Abstract:The behavior decision-making subsystem is a key component of the autonomous driving system, which reflects the decision-making ability of the vehicle and the driver, and is an important symbol of the high-level intelligence of the vehicle. However, the existing rule-based decision-making schemes are limited by the prior knowledge of designers, and it is difficult to cope with complex and changeable traffic scenarios. In this work, an advanced deep reinforcement learning model is adopted, which can autonomously learn and optimize driving strategies in a complex and changeable traffic environment by modeling the driving decision-making process as a reinforcement learning problem.
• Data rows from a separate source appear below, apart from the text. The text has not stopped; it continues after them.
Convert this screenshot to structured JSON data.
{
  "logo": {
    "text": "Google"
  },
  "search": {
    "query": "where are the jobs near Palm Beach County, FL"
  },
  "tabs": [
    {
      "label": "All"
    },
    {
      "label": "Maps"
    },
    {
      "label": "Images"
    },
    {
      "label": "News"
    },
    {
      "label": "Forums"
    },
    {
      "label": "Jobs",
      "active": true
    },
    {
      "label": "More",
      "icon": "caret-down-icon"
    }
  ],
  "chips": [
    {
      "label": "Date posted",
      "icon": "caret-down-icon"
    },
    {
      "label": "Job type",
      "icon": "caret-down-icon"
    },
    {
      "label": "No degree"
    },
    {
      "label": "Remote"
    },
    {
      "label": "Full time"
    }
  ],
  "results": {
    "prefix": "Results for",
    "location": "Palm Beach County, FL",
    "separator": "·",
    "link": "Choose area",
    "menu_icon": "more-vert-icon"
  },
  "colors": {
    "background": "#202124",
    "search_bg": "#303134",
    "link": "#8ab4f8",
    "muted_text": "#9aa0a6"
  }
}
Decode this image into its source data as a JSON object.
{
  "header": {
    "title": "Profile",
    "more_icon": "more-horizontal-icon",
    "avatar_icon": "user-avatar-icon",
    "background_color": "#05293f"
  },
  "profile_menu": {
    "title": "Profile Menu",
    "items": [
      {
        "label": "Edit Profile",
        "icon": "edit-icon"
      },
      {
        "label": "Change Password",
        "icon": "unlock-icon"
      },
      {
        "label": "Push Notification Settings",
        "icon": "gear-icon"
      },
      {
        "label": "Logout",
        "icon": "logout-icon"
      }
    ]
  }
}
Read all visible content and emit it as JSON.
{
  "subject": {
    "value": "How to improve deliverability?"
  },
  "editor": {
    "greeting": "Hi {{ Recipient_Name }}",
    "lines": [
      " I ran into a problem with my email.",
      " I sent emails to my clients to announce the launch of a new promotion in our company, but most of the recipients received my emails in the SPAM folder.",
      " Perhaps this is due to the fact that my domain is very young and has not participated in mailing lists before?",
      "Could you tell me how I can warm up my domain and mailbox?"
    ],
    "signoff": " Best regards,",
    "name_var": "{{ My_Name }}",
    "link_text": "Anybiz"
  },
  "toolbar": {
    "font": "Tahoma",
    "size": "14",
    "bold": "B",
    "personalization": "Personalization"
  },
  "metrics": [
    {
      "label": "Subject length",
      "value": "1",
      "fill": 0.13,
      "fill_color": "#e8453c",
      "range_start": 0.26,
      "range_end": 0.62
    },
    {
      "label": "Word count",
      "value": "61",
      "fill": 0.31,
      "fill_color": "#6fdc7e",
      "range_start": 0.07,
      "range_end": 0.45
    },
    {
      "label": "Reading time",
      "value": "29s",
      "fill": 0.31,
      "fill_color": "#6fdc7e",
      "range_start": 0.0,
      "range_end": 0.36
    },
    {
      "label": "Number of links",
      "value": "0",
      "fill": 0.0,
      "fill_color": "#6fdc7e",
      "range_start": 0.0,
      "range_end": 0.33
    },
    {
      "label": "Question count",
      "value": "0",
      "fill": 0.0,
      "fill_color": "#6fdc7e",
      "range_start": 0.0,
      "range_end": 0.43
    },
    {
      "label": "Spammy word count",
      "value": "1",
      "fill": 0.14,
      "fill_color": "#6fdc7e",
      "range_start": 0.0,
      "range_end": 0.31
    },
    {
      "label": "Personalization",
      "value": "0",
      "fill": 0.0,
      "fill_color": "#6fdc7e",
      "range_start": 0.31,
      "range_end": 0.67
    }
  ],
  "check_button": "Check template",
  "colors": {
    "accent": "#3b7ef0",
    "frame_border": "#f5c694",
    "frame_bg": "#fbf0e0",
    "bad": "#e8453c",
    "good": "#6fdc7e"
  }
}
Specifically, we used Deep Q-Network (DQN) and Proximal Policy Optimization (PPO) for comparative experiments. DQN guides the agent to choose the best action by approximating the state-action value function, while PPO improves the decision-making quality by optimizing the policy function. We also introduce improvements in the design of the reward function to promote the robustness and adaptability of the model in real-world driving situations. Experimental results show that the decision-making strategy based on deep reinforcement learning has better performance than the traditional rule-based method in a variety of driving tasks.